Les délégués ont appris que les trois dernières administrations américaines – l’administration Obama (2009-2016), l’administration Trump (2017-2020) et l’administration Biden (2021 à aujourd’hui) – ont chacune élaboré leur propre stratégie pour l’Arctique. L’un des intervenants a souligné certaines des priorités pour l’Arctique incluses dans ces stratégies, notamment :

  • favoriser la coopération dans l’Arctique;
  • mener des travaux d’extraction minière;
  • faire la démonstration de la puissance américaine.

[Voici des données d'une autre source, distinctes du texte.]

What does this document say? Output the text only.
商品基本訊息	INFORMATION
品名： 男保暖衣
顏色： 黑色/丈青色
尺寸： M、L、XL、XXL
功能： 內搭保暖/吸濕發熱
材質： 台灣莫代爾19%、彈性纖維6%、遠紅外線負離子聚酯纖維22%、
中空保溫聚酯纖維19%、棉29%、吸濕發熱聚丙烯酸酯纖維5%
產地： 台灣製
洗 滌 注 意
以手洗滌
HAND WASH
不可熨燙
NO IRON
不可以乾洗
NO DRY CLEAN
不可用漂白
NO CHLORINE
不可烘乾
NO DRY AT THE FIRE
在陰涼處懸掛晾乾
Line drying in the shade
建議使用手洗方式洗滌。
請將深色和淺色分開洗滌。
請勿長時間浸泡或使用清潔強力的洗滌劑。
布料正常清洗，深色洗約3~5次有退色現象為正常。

En outre, un universitaire a déclaré qu’en 2020 et 2021, les États Unis ont publié trois stratégies pour l’Arctique pour les six divisions des forces armées du pays, et il a précisé que l’administration Biden a publié sa Strategy for the Arctic Region en octobre 2022. [19]

Un intervenant a fait remarquer qu’en réponse à l’agression renouvelée de la Russie contre l’Ukraine, la Suède et la Finlande – qui ont toutes deux maintenu une politique de non-alignement militaire depuis la Seconde Guerre mondiale – ont demandé à adhérer à l’OTAN en mai 2022. L’intervenant a confirmé qu’au 7 décembre 2022, 28 des 30 pays membres de l’OTAN avaient ratifié les protocoles d’adhésion concernant ces deux pays.[20] L’intervenant a également décrit la Finlande et la Suède comme des partenaires importants de l’OTAN, notant que l’ajout de la Finlande et de la Suède à l’Alliance renforcera les flancs nord et est de l’OTAN en plus d’apporter une expertise sur l’Arctique et sur la lutte contre les menaces hybrides. En outre, un expert a affirmé que la Finlande dispose de la plus grande force d’artillerie d’Europe occidentale, et a fait remarquer que les deux pays nordiques en question ont mis en œuvre plusieurs mesures pour améliorer leurs capacités militaires depuis le milieu des années 2010.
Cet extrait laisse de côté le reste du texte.